Kubernetes is a scalable container orchestrator. On the one end, it can support complex enterprise systems with thousands of apps and hosts, on the other end, it is quite light-weighted to support IoT appliances. In the absence of centralized logging and aggregation service in Micro Kubernetes clusters, kubectl logs is there for survival. It is good for a pod but if you want to debug your distributed application which spans across multiple pods then kubectl might not be a better fit. Here you can read K8S logs using Stern. In this blog post, I will walk you through an awesome utility called Stern.
Create pods to generate sample log data.
$ kubectl create deployment web --image=busybox --replicas=2 -- /bin/sh -c 'while :; do echo "Hello from WEB"; sleep 10; done' $ kubectl create deployment app --image=busybox --replicas=2 -- /bin/sh -c 'while :; do echo "Hello from APP"; sleep 10; done'
Here I have created 2 deployments named web and app. Each of the deployment has 2 replicas.
Read Logs Using Kubectl
$ kubectl logs -f --timestamps app-dcbc59d67-2bs2q ---------------- 2021-01-26T10:05:22.343379745Z Hello from APP 2021-01-26T10:05:32.344856289Z Hello from APP 2021-01-26T10:05:42.346489985Z Hello from APP ----------------
kubectl allows reading logs of a particular pod. It is not possible to get logs from all the pods of a deployment. However, you can use label-selector to get logs from multiple pods. Let’s add a label (env=dev) in all the pods and give it a try.
$ kubectl label pod app-dcbc59d67- env=dev app-dcbc59d67-j7wzw app-dcbc59d67-krrzp $ kubectl label pod app-dcbc59d67-j7wzw env=dev pod/app-dcbc59d67-j7wzw labeled $ kubectl label pod web-6dbfc4dd77-l6n44 env=dev pod/web-6dbfc4dd77-l6n44 labeled $ kubectl label pod web-6dbfc4dd77-vczs5 env=dev pod/web-6dbfc4dd77-vczs5 labeled
$ kubectl logs --timestamps --selector=env=dev 2021-01-26T11:11:06.822321598Z Hello from WEB 2021-01-26T11:11:16.824553849Z Hello from WEB 2021-01-26T11:11:26.826307112Z Hello from WEB 2021-01-26T11:09:55.182803064Z Hello from APP 2021-01-26T11:10:05.184847241Z Hello from APP 2021-01-26T11:10:15.186545450Z Hello from APP
Limitations with KubeCtl
You can see that kubectl can read logs from multiple pods using label selector but there is a limitation of this solution. Firstly, logs from different pods are mixed, which prohibits you from knowing which log line came from which pod. Secondly, it doesn’t work in tail mode (using –follow (-f)). This is because –follow streams the logs from the API server. You open a connection to the API server per pod, which will open a connection to the corresponding kubelet itself to stream the logs continuously. This does not scale well and translates to a lot of inbound and outbound connections to the API server, therefore, it became a design decision to limit multiple connections. So you can either stream the logs of one pod, or select a bunch of pods at the same time without streaming.
What is Stern?
Stern is a feature-rich open-source tool to read logs produced by pods in Kubernetes. It allows you to tail multiple pods on your cluster and multiple containers on each pod. It enable you to debug and trace distributed applications. It shows logs from the application span across multiple pods in real-time.
Read Logs Using stern
Stern opens a connection per pod with the API server and kubelet to fetch log streaming. Yes, it creates some network load on Kubernetes but it is usually fine with small or medium-size clusters. It is a light weighted tool that doesn’t need any persistence. It uses color-coding to distinguish lines of different pods. It works best with the live logs and of-course it supports –follow (-f) streaming. You can use the –timestamp(-t) flag to print the timestamp.

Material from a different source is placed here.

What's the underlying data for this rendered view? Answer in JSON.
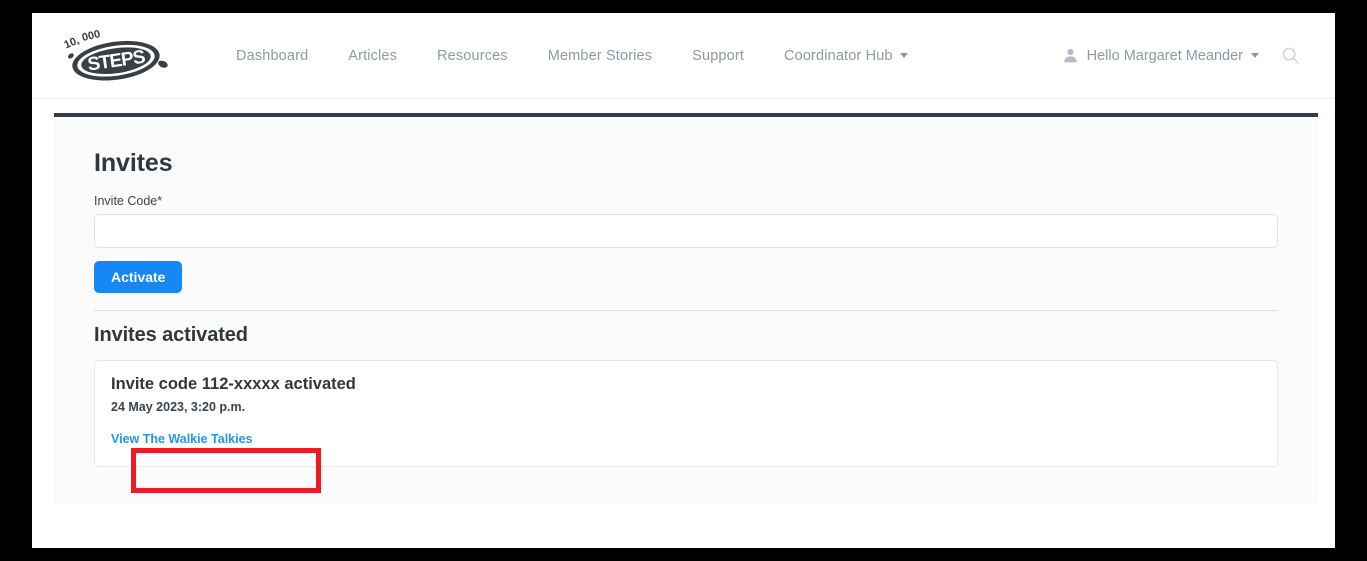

Get logs by label selector
$ stern -t --selector=env=dev
Get logs by pod query
stern -t --selector=env=dev
In the above use case there are multiple pods but each pod contains only a container.

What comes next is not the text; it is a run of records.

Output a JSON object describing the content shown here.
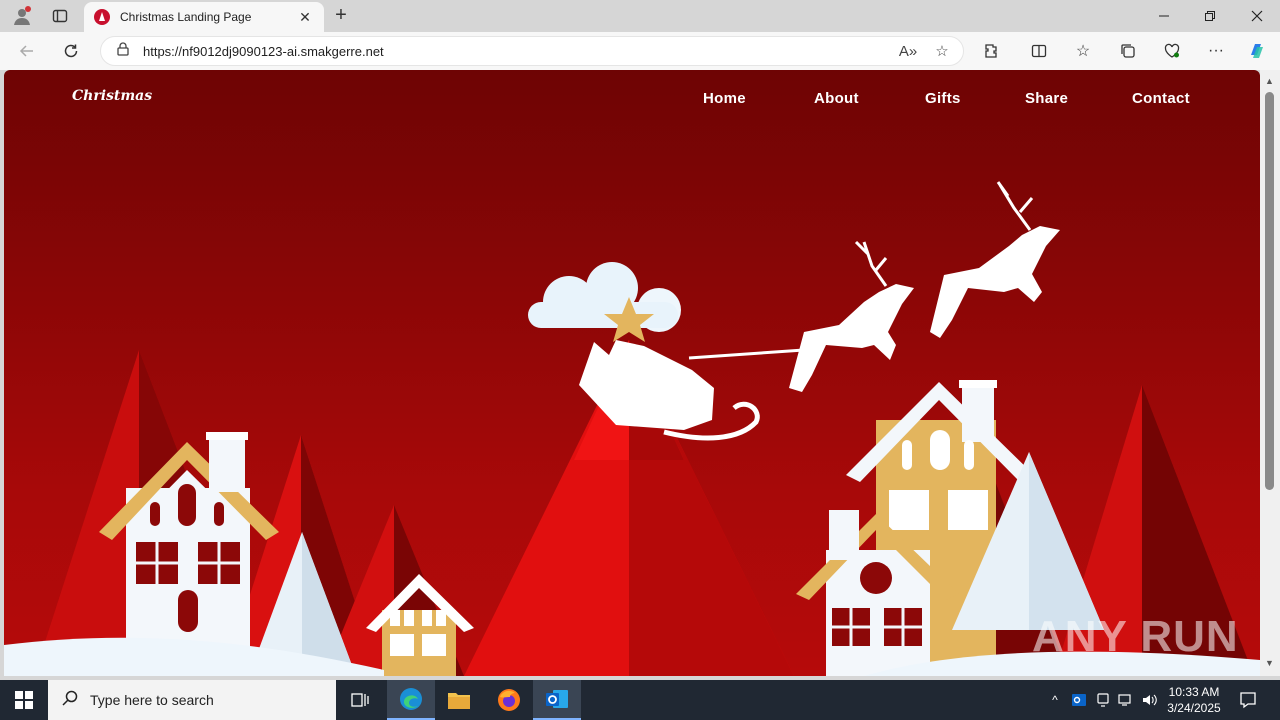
{
  "browser": {
    "tab_title": "Christmas Landing Page",
    "url": "https://nf9012dj9090123-ai.smakgerre.net",
    "new_tab_label": "+",
    "tab_close": "✕"
  },
  "site": {
    "logo": "Christmas",
    "nav": [
      "Home",
      "About",
      "Gifts",
      "Share",
      "Contact"
    ]
  },
  "watermark": "ANY RUN",
  "taskbar": {
    "search_placeholder": "Type here to search",
    "time": "10:33 AM",
    "date": "3/24/2025"
  },
  "colors": {
    "hero_red": "#a80909",
    "deep_red": "#6e0404",
    "gold": "#e3b55e",
    "snow": "#eef6fc"
  }
}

Show logs using pod query: It will match any pod containing the term web and all containers within it.
If there are multiple containers per pod, Stern can fetch logs of a particular container using the flag –container (-c). The following command will Show logs of a particular container. It will match any pod with contains the term web and only the nginx container within it.
stern web -c nginx
Show logs from 15m ago with timestamp
stern web -t --since 15m
Stern is an awesome utility to get logs from multiple pods and containers. It shows logs from multiple applications in real-time so It can be a useful tool to debug and trace distributed applications in real-time. It is a light weighted tool without any persistence. The limitation with Stern is that when a node goes down, its logs are not available anymore, since they are only in that node. This is where centralized logging plays an important role.